I don't think it's about

I don't think it's about this list coming from Oprah's personal desk, and I really don't care if she has a man or not... All I know is that most of the things on this list are things we don't always take in consideration when our hearts are numbed by the force of love, and that they can hurt if we are stubborn and ignore them. I don't like chain letters either, but if something is good enough why not share it? Wise advise is always appreciated...

Oprah list.

Those are her view points. I think most of them are common sense. All she saying is to be smart and listen to your instincts. She is so right about men spreading there genenic genes around, and having babies by more than one lady.
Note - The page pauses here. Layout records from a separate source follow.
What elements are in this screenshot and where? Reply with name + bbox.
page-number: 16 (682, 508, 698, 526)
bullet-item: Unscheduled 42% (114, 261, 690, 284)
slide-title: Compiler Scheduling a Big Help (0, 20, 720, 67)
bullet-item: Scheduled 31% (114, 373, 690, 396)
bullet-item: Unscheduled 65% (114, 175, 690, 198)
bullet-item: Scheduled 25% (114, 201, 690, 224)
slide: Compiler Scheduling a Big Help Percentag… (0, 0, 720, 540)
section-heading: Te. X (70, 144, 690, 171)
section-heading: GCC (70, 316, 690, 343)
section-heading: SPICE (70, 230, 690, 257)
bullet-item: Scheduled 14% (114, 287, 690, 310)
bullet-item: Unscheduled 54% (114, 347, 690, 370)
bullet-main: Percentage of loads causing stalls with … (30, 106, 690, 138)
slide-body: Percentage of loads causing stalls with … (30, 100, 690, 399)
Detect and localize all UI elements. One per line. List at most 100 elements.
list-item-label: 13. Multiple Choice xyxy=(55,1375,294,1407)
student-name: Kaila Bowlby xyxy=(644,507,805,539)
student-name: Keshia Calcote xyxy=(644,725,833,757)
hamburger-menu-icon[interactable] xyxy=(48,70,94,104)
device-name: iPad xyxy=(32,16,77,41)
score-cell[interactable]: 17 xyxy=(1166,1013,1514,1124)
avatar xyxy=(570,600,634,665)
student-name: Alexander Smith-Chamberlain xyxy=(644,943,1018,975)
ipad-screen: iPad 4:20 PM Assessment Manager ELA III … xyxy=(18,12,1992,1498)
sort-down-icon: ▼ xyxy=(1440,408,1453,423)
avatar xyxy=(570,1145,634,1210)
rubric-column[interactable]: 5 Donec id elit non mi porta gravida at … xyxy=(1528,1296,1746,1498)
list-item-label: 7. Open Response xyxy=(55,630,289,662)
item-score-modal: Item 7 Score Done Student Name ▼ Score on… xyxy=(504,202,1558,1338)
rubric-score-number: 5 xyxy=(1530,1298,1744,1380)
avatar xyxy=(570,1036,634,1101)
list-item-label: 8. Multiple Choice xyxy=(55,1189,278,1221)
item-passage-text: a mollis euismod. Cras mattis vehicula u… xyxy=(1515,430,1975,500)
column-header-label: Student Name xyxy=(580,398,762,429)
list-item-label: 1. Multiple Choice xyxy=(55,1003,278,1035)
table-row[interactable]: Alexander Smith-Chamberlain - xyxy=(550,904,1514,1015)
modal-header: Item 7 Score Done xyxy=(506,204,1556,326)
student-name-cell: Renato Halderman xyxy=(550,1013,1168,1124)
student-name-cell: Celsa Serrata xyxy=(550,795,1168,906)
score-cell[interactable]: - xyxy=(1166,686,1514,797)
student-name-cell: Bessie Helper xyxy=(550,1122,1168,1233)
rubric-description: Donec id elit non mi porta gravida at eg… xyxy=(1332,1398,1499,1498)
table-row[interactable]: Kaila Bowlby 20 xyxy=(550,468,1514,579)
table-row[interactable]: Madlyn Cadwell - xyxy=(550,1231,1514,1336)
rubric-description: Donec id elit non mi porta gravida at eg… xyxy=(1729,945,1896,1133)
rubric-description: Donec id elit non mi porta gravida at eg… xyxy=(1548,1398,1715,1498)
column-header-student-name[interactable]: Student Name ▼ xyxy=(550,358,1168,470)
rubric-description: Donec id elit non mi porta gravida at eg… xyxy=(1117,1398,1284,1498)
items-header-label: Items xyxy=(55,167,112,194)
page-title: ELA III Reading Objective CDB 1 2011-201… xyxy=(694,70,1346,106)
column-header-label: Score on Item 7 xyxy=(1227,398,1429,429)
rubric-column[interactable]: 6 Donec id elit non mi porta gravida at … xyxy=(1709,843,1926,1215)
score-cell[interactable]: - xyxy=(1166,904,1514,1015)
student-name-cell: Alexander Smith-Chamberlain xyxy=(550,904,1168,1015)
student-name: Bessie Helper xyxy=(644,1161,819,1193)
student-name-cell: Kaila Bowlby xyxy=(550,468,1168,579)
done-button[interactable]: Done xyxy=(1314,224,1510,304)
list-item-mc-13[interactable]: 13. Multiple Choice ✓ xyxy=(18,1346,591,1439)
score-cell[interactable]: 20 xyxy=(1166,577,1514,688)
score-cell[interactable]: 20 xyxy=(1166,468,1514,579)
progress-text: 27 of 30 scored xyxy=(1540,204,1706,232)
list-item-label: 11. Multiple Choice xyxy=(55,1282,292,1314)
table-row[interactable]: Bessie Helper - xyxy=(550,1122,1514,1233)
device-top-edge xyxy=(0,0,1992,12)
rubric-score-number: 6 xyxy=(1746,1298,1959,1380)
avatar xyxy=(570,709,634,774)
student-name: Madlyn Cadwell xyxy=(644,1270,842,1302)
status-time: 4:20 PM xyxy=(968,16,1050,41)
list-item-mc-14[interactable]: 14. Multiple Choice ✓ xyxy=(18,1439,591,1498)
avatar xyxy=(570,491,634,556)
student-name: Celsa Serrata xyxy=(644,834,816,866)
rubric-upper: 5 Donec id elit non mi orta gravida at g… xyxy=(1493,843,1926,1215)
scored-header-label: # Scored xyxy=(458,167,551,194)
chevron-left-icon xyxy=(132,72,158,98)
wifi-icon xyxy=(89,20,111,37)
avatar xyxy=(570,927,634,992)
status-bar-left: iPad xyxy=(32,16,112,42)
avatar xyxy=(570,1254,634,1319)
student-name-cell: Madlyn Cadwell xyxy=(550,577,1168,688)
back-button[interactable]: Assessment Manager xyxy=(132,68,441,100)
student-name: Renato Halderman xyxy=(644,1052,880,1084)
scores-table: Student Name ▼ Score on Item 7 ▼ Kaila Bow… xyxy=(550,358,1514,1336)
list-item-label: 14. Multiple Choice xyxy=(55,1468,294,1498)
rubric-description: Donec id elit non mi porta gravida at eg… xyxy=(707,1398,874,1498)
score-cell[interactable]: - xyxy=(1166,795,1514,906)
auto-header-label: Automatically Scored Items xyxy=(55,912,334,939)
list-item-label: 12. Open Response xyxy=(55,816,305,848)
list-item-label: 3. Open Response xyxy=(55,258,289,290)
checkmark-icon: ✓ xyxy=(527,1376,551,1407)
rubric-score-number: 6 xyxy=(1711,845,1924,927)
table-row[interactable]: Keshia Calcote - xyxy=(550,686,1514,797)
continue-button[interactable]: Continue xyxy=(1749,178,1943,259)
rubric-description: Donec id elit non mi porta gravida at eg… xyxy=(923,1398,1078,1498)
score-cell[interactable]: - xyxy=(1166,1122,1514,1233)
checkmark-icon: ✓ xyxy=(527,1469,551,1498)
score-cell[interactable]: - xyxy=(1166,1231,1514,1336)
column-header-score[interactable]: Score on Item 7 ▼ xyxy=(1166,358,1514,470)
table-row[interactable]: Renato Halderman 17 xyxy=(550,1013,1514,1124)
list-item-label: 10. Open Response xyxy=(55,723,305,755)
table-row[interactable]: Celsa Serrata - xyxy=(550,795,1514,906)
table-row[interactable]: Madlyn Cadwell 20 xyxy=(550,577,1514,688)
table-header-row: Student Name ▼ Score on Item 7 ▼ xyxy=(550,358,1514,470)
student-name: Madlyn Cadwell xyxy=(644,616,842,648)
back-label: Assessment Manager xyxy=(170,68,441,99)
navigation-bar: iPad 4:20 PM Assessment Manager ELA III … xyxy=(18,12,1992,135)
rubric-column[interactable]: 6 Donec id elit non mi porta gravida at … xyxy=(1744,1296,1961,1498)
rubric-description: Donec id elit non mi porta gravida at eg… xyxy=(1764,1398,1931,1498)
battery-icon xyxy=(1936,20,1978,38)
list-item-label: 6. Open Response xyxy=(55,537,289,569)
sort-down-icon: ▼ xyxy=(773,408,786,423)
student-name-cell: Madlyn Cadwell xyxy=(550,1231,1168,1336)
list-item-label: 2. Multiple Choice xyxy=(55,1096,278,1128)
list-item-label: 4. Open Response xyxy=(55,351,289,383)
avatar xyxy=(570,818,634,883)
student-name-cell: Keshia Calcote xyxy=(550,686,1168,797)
To me it shows how he can not commit to a person, and how does that look to his children. It doesn't set the right example to procreate all over the place. I know because I am a single mother, and my son father has relationship after relationship, kids by all the women he has been involved with... Enough said about that!

All Oprah's points are her points, and I agree with most of them. I think after 22 years of interviews, she has seen and heard it all. Yea she never been married, neither has Goldie, but they are in a happy committed relationships. You can be with a Man, be committed to him without giving up yourself. It works both ways in my opinion, you have to be good to him and he has to be there for you. I was married myself and now I am S.A.D.(Single and Divorced). I am happy, and if I do meet that man who rocks my world, I am going to rock his world right back.

What Oprah Winfrey had to say about men-comment

I got where she was coming from, and by and large I agree. However, like Cheryl commented, she made a lot of generalizations that don't necessarily apply to all women or all men.
The man in my life today came to me after a long journey learning about myself, who I am and what it is I want out of life. We have spent a great deal of time getting to know one another, and I feel very secure in making the lifelong commitment to be his wife and to have him as my husband. We have helped one another "unpack our baggage", and will continue to do so for as long as we live. For us, it is called love.
"The journey of a thousand miles begins with a single step".